Com o passar do tempo, mais complicações de saúde foram surgindo: inícios de insuficiência renal, incapacidade de ouvir de um dos ouvidos, dores constantes no corpo, falta de equilíbrio, problemas de circulação nas pernas, queda da tensão arterial sem explicação aparente e uma visível degradação que agrava de dia para dia (esta mulher tem 60 anos, mas aparenta bem mais). Hoje em dia, para além da insulina, toma mais de 2 dezenas de comprimidos diários e tem consultas médicas quase todas as semanas. Já foi chamada mais 2 vezes a juntas médicas. O(A) médico(a) que a atendia mal a via e lhe perguntava o que fazia diziam-lhe logo que nem pensar em ir trabalhar naquela situação.
Hoje teve outra junta médica. Apesar da sua aparência frágil e debilitada, de todos os pareceres clínicos de todos os especialistas que frequenta, de todos os exames médicos que comprovam a sua situação, de ter sido referido o tipo de emprego que tinha e o esforço físico que era obrigada a fazer (nem sequer falou da tortura psicológica), o filho da puta do médico achou por bem que ela estava mais que em condições para ir trabalhar.
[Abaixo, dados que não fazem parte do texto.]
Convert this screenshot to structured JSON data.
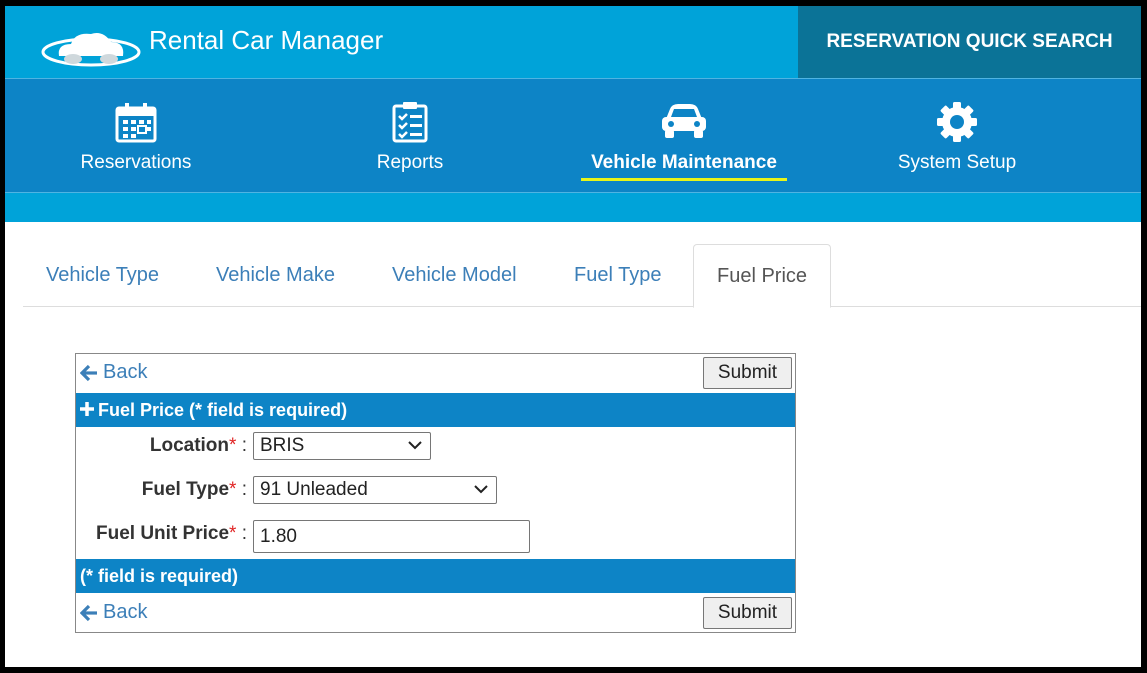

A decisão chocou familiares e conhecidos...
Reclamar?! Claro que sim... 10 dias úteis para apresentar um parecer médico a argumentar a situação (com os custos a serem suportados pela própria) que seria depois avaliado pelo conselho de médicos da própria Direcção Geral de Saúde do Porto. Está-se mesmo a ver qual o resultado disto, não está? É óbvio que a decisão nunca é revogada. Uma perda de tempo (e isto foi dito por um médico), nem sequer vale a pena!
Esta senhora é minha mãe, por isso eu sei bem o sofrimento por que ela passa todos os dias e sei bem a revolta e injustiça que ela está a sentir neste momento!
Merda de país... Situações como estas são intoleráveis numa sociedade dita civilizada.